We expect our food to be cheap, but that comes at a price

Author: Unknown

As we all recover from our turkey related indulgences and move on to leftover turkey tortas and other such delights, further holiday feasts await—along with continuing the season of giving thanks. Many people rightly point how much of the food that blankets our holiday table is made possible by the work of farmworkers and other food workers. As Roque Planas at the Huffington Post states:

“So when giving thanks this holiday season, don’t forget to give thanks for the men and women whose labor made it possible for you to enjoy your meal.”

The vast majority of these workers are Latinos, and they deserve such recognition and respect. But in addition to giving thanks, we should give ourselves a deeper understanding and awareness of other interconnecting issues between the people that help put the food at our table, and other affecting policies and practices.

Bluntly speaking, farmworkers do the hard and dirty work of picking the food we eat, for low pay that contributes to lower-priced food. But there is also an environmental perspective with recurring issues of pesticide use, monoculture, and the weight of the Farm Bill—all of which affect the health, safety, and well-being of our environment and the people working the fields. All to bring us affordable food for our holiday feasts.

The Farm Bill comes with a political history and accompanying fights every five years or so when it is renewed. It has an effect on food prices, healthy food options, conservation practices, alternative fuel development, global warming, and other things, right up to what is available on school lunch menus.

Generally, a lot of farmworkers work on what the Farm Bill considers “specialty crops”, the fresh fruits and vegetables we should eat, versus the vast fields of corn used for biofuel or high fructose corn syrup that finds its way into other parts of the food supply.

Looking at the dinner table, we expect low prices on food picked from the fields, but that comes via the low pay of farmworkers as well as the significant use of pesticide and petrochemical fertilizer use. Thus, Latinos in the fields suffer from low-wage and unhealthy working conditions and the environment takes a hit via the contamination and pollution of ecosystems.

We also expect low prices on processed and manufactured foods—the dinner rolls you butter, or the Doritos you snack on afterward.  Much of that comes from Farm Bill government subsidies that lower the cost of commodity crops and generally encourage monoculture production. Here, many Latino communities take the hit by being more likely to live in food deserts and turn to processed foods—with higher risks for obesity and associated diseases. Latinos abroad also take a hit because Mexican maize farmers cannot compete with subsidized US corn farmers, or corporatization from firms like Monsanto. The environment still suffers from heavy use of petrochemical fertilizers, issues of genetically-engineering organisms, and loss of crop and biodiversity.

So as a Latino at the dinner table or supermarket aisle, I could look at all this several ways:

Some Latinos do not have the luxury of extra time and money to buy beyond what the standard agribusiness food system provides us—but we can at least be appreciative of the work by farmworkers and be supportive of efforts to better their working and living conditions.
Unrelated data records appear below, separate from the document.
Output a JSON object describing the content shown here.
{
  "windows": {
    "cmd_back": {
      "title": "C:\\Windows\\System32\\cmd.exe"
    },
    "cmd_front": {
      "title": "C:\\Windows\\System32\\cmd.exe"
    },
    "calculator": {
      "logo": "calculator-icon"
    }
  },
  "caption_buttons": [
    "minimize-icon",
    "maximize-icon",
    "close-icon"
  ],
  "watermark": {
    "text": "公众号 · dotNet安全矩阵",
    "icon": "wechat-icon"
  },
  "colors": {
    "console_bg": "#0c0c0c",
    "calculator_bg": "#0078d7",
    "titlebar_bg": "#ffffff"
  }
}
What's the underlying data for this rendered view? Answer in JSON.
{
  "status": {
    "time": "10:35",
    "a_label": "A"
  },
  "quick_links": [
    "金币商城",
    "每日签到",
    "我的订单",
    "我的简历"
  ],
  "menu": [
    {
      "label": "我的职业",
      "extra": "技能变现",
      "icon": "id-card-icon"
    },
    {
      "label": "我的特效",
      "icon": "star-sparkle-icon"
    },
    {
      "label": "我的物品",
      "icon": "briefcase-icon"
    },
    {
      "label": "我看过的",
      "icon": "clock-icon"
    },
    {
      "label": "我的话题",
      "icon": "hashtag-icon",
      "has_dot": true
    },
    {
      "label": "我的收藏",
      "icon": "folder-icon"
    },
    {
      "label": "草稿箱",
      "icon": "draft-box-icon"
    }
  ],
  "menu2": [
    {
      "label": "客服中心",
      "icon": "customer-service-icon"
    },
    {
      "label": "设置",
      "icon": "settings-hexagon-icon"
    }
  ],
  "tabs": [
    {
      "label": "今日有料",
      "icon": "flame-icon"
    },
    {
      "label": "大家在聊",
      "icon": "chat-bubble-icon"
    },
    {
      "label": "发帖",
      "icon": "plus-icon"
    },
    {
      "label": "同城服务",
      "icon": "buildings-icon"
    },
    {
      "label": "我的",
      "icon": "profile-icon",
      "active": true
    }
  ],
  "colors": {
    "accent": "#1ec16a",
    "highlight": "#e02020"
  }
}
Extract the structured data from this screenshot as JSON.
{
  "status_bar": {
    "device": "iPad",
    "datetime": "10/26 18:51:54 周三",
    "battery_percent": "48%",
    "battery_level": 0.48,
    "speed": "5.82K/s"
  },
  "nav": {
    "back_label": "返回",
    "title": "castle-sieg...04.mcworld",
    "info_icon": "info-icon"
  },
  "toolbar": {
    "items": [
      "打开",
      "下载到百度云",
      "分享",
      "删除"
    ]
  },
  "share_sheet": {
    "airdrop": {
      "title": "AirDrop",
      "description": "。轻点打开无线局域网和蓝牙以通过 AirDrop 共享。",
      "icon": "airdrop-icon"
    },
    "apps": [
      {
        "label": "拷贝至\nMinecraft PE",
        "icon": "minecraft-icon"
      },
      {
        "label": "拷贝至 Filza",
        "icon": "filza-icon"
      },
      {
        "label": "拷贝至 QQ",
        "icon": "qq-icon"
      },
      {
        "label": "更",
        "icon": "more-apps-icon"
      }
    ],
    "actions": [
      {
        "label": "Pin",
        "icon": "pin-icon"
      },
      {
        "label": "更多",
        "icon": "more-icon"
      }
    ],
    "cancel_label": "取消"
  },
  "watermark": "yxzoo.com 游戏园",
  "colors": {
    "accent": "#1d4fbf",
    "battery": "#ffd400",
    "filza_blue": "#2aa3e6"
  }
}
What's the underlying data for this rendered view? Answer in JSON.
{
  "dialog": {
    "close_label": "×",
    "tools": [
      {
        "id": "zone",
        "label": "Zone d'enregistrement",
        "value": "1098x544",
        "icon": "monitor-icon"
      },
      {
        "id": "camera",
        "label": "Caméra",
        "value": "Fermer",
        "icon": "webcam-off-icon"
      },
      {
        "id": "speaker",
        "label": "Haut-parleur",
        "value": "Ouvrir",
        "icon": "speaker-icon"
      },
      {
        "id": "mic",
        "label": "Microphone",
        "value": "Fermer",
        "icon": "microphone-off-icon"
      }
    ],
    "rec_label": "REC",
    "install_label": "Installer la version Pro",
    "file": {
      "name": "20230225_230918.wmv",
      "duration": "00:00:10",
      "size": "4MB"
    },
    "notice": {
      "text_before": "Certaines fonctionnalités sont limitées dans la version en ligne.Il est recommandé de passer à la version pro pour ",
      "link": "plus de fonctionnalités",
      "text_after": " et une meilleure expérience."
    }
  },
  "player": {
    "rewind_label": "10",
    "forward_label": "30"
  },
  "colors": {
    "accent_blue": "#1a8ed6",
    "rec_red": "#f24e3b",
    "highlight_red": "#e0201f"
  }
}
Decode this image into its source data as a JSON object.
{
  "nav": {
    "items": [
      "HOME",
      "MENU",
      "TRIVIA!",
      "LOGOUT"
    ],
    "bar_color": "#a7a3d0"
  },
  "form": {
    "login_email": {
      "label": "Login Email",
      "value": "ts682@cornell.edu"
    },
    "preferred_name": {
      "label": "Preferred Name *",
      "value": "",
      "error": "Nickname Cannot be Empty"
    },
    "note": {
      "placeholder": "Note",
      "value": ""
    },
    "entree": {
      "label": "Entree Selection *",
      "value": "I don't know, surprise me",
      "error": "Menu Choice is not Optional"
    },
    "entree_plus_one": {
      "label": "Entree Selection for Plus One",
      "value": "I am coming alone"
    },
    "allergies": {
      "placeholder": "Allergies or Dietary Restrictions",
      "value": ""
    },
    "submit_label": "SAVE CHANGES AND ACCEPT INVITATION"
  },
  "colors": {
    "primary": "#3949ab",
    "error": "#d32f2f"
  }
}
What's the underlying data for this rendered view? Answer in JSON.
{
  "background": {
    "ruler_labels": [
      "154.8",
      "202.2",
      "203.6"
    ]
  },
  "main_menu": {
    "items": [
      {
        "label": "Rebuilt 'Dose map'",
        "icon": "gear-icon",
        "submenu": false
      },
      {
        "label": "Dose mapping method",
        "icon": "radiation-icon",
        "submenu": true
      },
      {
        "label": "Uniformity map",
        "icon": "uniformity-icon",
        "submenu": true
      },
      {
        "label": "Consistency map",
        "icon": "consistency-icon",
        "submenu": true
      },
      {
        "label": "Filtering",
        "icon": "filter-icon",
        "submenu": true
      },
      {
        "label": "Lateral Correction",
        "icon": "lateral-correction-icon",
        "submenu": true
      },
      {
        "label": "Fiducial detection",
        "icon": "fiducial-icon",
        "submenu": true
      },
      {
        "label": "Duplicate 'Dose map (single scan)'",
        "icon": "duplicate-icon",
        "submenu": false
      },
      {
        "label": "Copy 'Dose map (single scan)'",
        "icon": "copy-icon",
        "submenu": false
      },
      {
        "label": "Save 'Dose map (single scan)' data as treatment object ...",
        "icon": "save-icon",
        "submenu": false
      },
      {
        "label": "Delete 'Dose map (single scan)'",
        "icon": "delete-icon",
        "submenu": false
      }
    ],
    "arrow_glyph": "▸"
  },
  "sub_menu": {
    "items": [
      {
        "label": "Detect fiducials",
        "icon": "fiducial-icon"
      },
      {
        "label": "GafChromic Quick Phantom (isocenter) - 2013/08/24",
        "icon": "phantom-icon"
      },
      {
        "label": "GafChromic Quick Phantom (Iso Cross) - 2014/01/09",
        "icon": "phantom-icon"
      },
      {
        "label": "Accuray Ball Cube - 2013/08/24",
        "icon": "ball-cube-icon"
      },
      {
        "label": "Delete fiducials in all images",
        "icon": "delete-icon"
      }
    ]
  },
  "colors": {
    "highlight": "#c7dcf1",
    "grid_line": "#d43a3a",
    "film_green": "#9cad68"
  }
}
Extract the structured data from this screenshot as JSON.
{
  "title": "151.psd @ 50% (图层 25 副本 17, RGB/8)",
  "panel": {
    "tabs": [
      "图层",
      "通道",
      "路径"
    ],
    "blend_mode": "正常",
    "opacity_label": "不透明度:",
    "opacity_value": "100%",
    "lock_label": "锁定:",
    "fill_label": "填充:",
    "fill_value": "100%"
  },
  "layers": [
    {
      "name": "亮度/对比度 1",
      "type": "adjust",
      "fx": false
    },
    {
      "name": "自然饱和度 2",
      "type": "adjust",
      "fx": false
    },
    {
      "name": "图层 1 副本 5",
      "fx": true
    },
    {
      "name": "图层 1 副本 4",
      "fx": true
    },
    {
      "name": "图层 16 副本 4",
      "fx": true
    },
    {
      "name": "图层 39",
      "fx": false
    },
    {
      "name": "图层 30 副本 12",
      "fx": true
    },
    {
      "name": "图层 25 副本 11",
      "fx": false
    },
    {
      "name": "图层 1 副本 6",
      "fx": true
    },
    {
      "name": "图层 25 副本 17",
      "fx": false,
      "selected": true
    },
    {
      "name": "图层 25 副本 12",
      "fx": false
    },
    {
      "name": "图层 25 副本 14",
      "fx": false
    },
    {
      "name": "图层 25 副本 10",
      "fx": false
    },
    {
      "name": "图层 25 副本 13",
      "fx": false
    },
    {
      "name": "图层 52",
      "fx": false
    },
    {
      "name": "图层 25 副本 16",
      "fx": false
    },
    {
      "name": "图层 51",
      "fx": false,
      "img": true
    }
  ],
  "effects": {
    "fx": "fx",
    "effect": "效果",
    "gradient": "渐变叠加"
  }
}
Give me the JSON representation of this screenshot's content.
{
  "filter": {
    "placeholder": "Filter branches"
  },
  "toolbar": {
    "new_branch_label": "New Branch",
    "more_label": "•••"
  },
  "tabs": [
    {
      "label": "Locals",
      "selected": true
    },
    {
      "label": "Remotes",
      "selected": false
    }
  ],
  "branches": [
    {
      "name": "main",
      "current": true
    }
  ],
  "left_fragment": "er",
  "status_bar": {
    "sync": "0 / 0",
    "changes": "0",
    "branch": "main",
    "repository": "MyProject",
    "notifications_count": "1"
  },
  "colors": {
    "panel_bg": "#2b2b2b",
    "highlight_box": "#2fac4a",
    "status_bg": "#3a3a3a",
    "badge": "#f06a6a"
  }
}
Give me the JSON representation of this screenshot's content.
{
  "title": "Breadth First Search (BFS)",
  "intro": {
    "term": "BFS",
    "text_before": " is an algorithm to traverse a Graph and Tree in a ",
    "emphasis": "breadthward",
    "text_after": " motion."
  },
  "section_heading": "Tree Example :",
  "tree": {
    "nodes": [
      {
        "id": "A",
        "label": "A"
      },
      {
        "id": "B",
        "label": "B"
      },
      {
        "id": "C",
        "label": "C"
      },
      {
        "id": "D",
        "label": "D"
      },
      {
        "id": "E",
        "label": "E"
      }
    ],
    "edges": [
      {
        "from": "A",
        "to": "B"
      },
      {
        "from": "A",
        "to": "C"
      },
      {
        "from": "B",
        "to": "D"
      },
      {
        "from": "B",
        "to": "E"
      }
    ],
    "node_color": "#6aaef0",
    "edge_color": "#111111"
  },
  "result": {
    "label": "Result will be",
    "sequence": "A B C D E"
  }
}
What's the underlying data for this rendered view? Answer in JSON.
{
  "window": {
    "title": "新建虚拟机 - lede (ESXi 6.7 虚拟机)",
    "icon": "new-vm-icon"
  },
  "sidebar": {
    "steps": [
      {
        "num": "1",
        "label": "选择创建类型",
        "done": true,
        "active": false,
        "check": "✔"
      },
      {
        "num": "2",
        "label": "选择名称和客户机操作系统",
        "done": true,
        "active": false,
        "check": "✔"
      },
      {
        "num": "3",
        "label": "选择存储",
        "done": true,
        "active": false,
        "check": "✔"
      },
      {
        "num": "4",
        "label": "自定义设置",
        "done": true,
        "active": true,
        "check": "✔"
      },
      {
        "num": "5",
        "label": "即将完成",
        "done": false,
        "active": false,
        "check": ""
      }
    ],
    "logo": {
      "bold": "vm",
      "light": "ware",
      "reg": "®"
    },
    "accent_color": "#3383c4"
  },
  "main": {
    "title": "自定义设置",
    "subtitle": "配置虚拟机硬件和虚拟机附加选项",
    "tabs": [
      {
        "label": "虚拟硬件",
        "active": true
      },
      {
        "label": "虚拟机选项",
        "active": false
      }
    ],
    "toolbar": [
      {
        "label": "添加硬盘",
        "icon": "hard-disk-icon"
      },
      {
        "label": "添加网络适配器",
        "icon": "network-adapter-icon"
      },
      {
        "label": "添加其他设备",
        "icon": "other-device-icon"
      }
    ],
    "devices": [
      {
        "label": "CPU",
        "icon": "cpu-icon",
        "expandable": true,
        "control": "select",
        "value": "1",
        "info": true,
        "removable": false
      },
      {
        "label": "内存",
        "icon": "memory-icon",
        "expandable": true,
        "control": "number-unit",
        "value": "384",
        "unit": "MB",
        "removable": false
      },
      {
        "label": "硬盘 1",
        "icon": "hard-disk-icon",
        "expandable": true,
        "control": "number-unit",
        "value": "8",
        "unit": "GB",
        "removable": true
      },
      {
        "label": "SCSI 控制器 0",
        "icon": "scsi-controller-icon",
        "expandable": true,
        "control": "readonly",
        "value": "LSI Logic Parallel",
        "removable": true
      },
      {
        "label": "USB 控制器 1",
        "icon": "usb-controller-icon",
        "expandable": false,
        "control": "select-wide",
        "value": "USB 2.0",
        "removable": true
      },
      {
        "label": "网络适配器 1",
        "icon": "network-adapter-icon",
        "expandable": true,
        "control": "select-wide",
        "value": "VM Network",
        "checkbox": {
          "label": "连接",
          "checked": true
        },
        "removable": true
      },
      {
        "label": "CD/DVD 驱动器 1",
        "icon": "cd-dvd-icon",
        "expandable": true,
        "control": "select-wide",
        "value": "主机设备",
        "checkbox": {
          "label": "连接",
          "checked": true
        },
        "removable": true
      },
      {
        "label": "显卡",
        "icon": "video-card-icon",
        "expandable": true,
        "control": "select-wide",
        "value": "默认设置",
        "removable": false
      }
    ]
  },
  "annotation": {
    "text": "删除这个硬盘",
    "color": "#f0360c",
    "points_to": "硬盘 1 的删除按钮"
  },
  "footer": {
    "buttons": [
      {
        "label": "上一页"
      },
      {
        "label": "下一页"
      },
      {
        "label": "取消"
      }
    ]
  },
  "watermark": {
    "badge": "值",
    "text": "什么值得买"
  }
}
Some Latinos do have the luxury of having extra time and money to go with other options, thus they could advocate for better farmworker conditions as well as explore other options that help our environment, be it farmers markets, organic food, sustainable practices, etc.

Other Latinos have the privilege of a higher education experience to critically evaluate all of this and work for systemic change, including political and policy reform on legislation like the Farm Bill.

Many of us can do all of this—and it can start by looking at where our food at the table comes from, beyond the supermarket. In addition to fighting for recognition and improvement of those that work the fields for our food, we as Latinos can contribute to better food because  ideas like “organic”, “natural”, “sustainable”, “green”, and “slow food”, have deep roots in many of our cultural practices. Michael Pollan said, “Don’t eat anything your grandmother wouldn’t eat as food”. Latino kitchens should not be any different. There is a reason abuelita makes delicious flores de calabaza quesadillas, and why nopales are in just about every Latino backyard.

So as we sit down at the next holiday feast, do give thanks to those that helped put the food on your table.  Furthermore, think about how we can have better conditions for them, better food overall, and a better environment for everyone.